Anyway, to make an already long story longer, I've now sat through "Zoo York". It's pretty cool. The whole album is, for that matter, despite some missteps in the collaborators department and occasionally too much trancing, quite cool. My disappointment in the lack of H.S.T. in "Zoo York" was to be replaced with first curiousity and then the current state in which I began this post. As though there were no offbeat lyrics, there was something else, a symphonic riff at first I could not place except from recent memory. Then I realized it to be a theme from Requiem, and that was just too cool.

So here I gush like some ecstasy-crazed dj fan. Whatever. I like finding these sorts of convergences. And for the curious, the track's actually a remix of the Requiem track "Lux Aeterna", part of a dance remix project that never materialized otherwise. And to take it all one step further, evidently Oakenfold sampled Clint Mansell, who in turn had sampled from a song "Quarbani Quarbani" with Bollywood connections I'm still tracking down.

29 April 2003

blow your mind/smoke dynamite

I know that coincidences happen completely by chance, but that doesn't make them seem less remarkable. I just finished watching the Director's cut DVD of Requiem for a dream, which was written by Hubert Selby, Jr. This may not seem like a big deal to you, and some probably already knew that fact.

The significance is a little more to me, though, since I just checked out The Room, also by said Hubert Selby, Jr., from my local library, based on a 'recommendation' from Andy Kaufman. You see, in the book Is this man a genius? by Julie Hecht, the intrepid author gets Andy to reveal his favorite book, The Demon, again by said Hubert Selby, Jr. The library didn't have The Demon, so I grabbed the first one they had. I haven't read it yet, but after the movie I think I'll read it sooner.
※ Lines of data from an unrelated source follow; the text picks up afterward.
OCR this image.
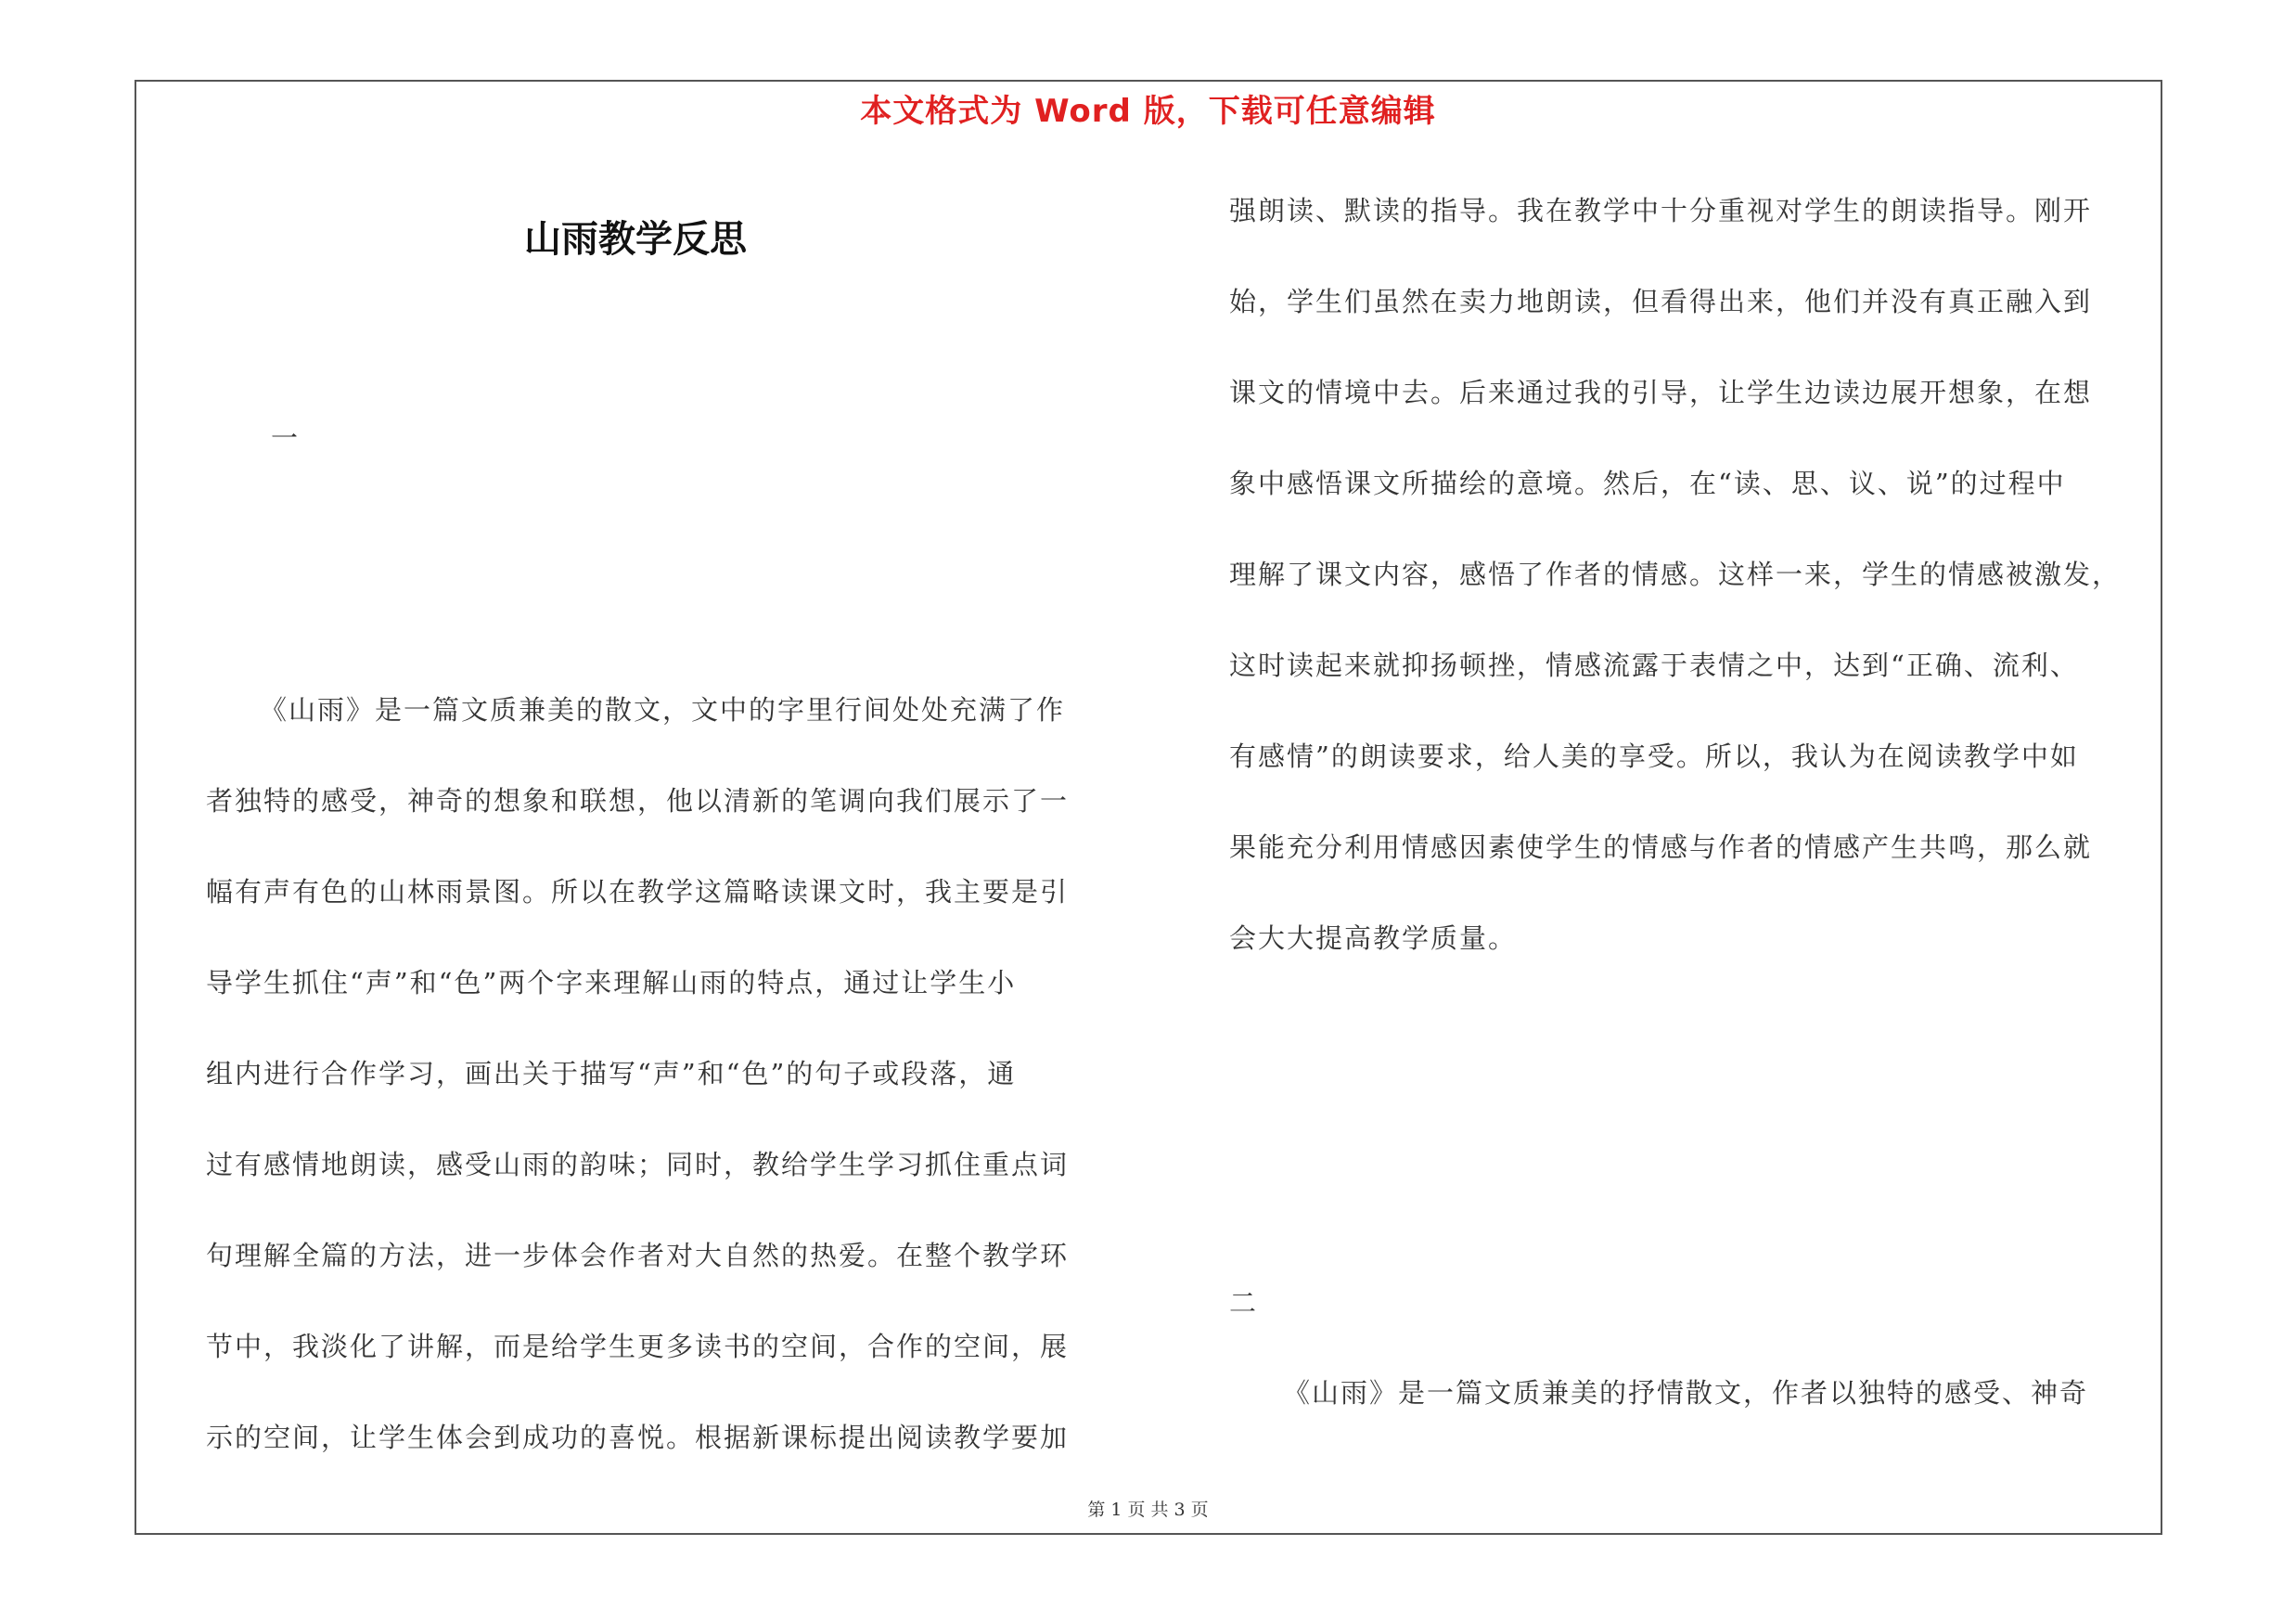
本文格式为 Word 版，下载可任意编辑
山雨教学反思
一
《山雨》是一篇文质兼美的散文，文中的字里行间处处充满了作
者独特的感受，神奇的想象和联想，他以清新的笔调向我们展示了一
幅有声有色的山林雨景图。所以在教学这篇略读课文时，我主要是引
导学生抓住“声”和“色”两个字来理解山雨的特点，通过让学生小
组内进行合作学习，画出关于描写“声”和“色”的句子或段落，通
过有感情地朗读，感受山雨的韵味；同时，教给学生学习抓住重点词
句理解全篇的方法，进一步体会作者对大自然的热爱。在整个教学环
节中，我淡化了讲解，而是给学生更多读书的空间，合作的空间，展
示的空间，让学生体会到成功的喜悦。根据新课标提出阅读教学要加
强朗读、默读的指导。我在教学中十分重视对学生的朗读指导。刚开
始，学生们虽然在卖力地朗读，但看得出来，他们并没有真正融入到
课文的情境中去。后来通过我的引导，让学生边读边展开想象，在想
象中感悟课文所描绘的意境。然后，在“读、思、议、说”的过程中
理解了课文内容，感悟了作者的情感。这样一来，学生的情感被激发，
这时读起来就抑扬顿挫，情感流露于表情之中，达到“正确、流利、
有感情”的朗读要求，给人美的享受。所以，我认为在阅读教学中如
果能充分利用情感因素使学生的情感与作者的情感产生共鸣，那么就
会大大提高教学质量。
二
《山雨》是一篇文质兼美的抒情散文，作者以独特的感受、神奇
第 1 页 共 3 页
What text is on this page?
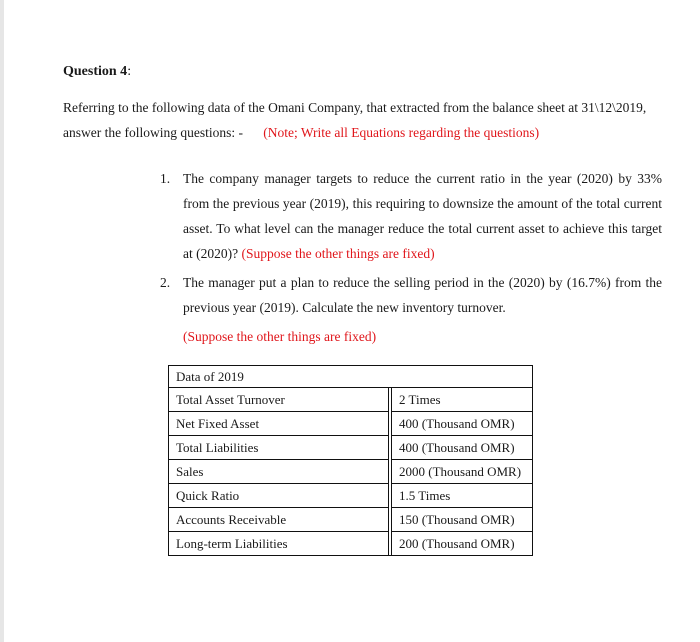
Question 4:
Referring to the following data of the Omani Company, that extracted from the balance sheet at 31\12\2019, answer the following questions: - (Note; Write all Equations regarding the questions)
1. The company manager targets to reduce the current ratio in the year (2020) by 33% from the previous year (2019), this requiring to downsize the amount of the total current asset. To what level can the manager reduce the total current asset to achieve this target at (2020)? (Suppose the other things are fixed)
2. The manager put a plan to reduce the selling period in the (2020) by (16.7%) from the previous year (2019). Calculate the new inventory turnover.
(Suppose the other things are fixed)
Data of 2019		
Total Asset Turnover		2 Times
Net Fixed Asset		400 (Thousand OMR)
Total Liabilities		400 (Thousand OMR)
Sales		2000 (Thousand OMR)
Quick Ratio		1.5 Times
Accounts Receivable		150 (Thousand OMR)
Long-term Liabilities		200 (Thousand OMR)
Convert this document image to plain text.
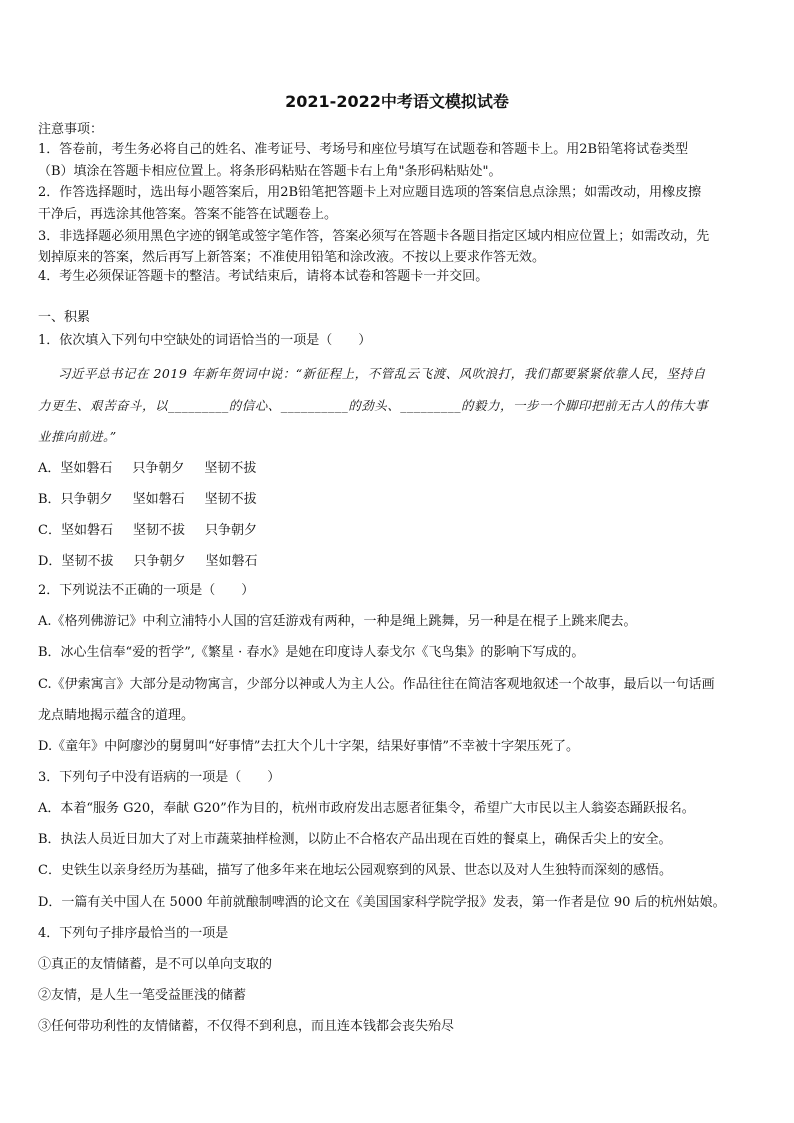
2021-2022中考语文模拟试卷
注意事项：
1．答卷前，考生务必将自己的姓名、准考证号、考场号和座位号填写在试题卷和答题卡上。用2B铅笔将试卷类型
（B）填涂在答题卡相应位置上。将条形码粘贴在答题卡右上角"条形码粘贴处"。
2．作答选择题时，选出每小题答案后，用2B铅笔把答题卡上对应题目选项的答案信息点涂黑；如需改动，用橡皮擦
干净后，再选涂其他答案。答案不能答在试题卷上。
3．非选择题必须用黑色字迹的钢笔或签字笔作答，答案必须写在答题卡各题目指定区域内相应位置上；如需改动，先
划掉原来的答案，然后再写上新答案；不准使用铅笔和涂改液。不按以上要求作答无效。
4．考生必须保证答题卡的整洁。考试结束后，请将本试卷和答题卡一并交回。
一、积累
1．依次填入下列句中空缺处的词语恰当的一项是（　　）
习近平总书记在 2019 年新年贺词中说：“新征程上，不管乱云飞渡、风吹浪打，我们都要紧紧依靠人民，坚持自
力更生、艰苦奋斗，以_________的信心、__________的劲头、_________的毅力，一步一个脚印把前无古人的伟大事
业推向前进。”
A．坚如磐石 只争朝夕 坚韧不拔
B．只争朝夕 坚如磐石 坚韧不拔
C．坚如磐石 坚韧不拔 只争朝夕
D．坚韧不拔 只争朝夕 坚如磐石
2．下列说法不正确的一项是（　　）
A.《格列佛游记》中利立浦特小人国的宫廷游戏有两种，一种是绳上跳舞，另一种是在棍子上跳来爬去。
B．冰心生信奉“爱的哲学”,《繁星 · 春水》是她在印度诗人泰戈尔《飞鸟集》的影响下写成的。
C.《伊索寓言》大部分是动物寓言，少部分以神或人为主人公。作品往往在简洁客观地叙述一个故事，最后以一句话画
龙点睛地揭示蕴含的道理。
D.《童年》中阿廖沙的舅舅叫“好事情”去扛大个儿十字架，结果好事情”不幸被十字架压死了。
3．下列句子中没有语病的一项是（　　）
A．本着“服务 G20，奉献 G20”作为目的，杭州市政府发出志愿者征集令，希望广大市民以主人翁姿态踊跃报名。
B．执法人员近日加大了对上市蔬菜抽样检测，以防止不合格农产品出现在百姓的餐桌上，确保舌尖上的安全。
C．史铁生以亲身经历为基础，描写了他多年来在地坛公园观察到的风景、世态以及对人生独特而深刻的感悟。
D．一篇有关中国人在 5000 年前就酿制啤酒的论文在《美国国家科学院学报》发表，第一作者是位 90 后的杭州姑娘。
4．下列句子排序最恰当的一项是
①真正的友情储蓄，是不可以单向支取的
②友情，是人生一笔受益匪浅的储蓄
③任何带功利性的友情储蓄，不仅得不到利息，而且连本钱都会丧失殆尽
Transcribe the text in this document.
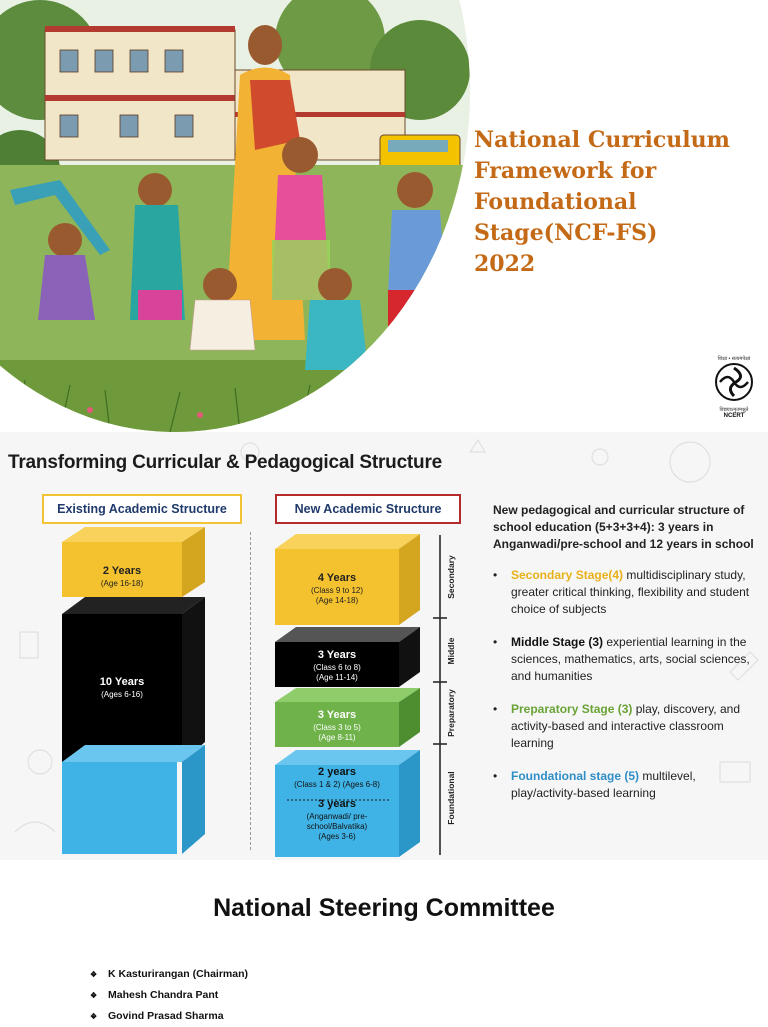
National Curriculum
Framework for
Foundational
Stage(NCF-FS)
2022
शिक्षा • सत्यमपेक्ष्यं
विद्ययाऽमृतमश्नुते
NCERT
Transforming Curricular & Pedagogical Structure
Existing Academic Structure	New Academic Structure
2 Years
(Age 16-18)
10 Years
(Ages 6-16)
4 Years
(Class 9 to 12)
(Age 14-18)
3 Years
(Class 6 to 8)
(Age 11-14)
3 Years
(Class 3 to 5)
(Age 8-11)
2 years
(Class 1 & 2) (Ages 6-8)
3 years
(Anganwadi/ pre-
school/Balvatika)
(Ages 3-6)
Secondary
Middle
Preparatory
Foundational
New pedagogical and curricular structure of school education (5+3+3+4): 3 years in Anganwadi/pre-school and 12 years in school
• Secondary Stage(4) multidisciplinary study, greater critical thinking, flexibility and student choice of subjects
• Middle Stage (3) experiential learning in the sciences, mathematics, arts, social sciences, and humanities
• Preparatory Stage (3) play, discovery, and activity-based and interactive classroom learning
• Foundational stage (5) multilevel, play/activity-based learning
National Steering Committee
❖ K Kasturirangan (Chairman)
❖ Mahesh Chandra Pant
❖ Govind Prasad Sharma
The movie's quite good as well. It's not a light watch, and in fact I had to throw in some Benny Hill just to recover—which is where this entry's title originated, as graffiti on a wall. Somehow it seemed fitting.

Anyway, I wanted to blog the link for Amoeba Proteus, the computer graphics company (director) Darren Aronofsky co-founded for his films' effects. Requiem had a hundred digital shots, and they didn't want to outsource. Their technical prowess in film should speak for itself, since their website certainly doesn't. Effectively three whole pages (including a Quicktime demo reel), the site offers very little in the way of information about their projects and accomplishments, other than their titles and brief mention of an upcoming animated feature. Not quite ketchup fodder, in my opinion. I found more interesting information in this indiewire interview.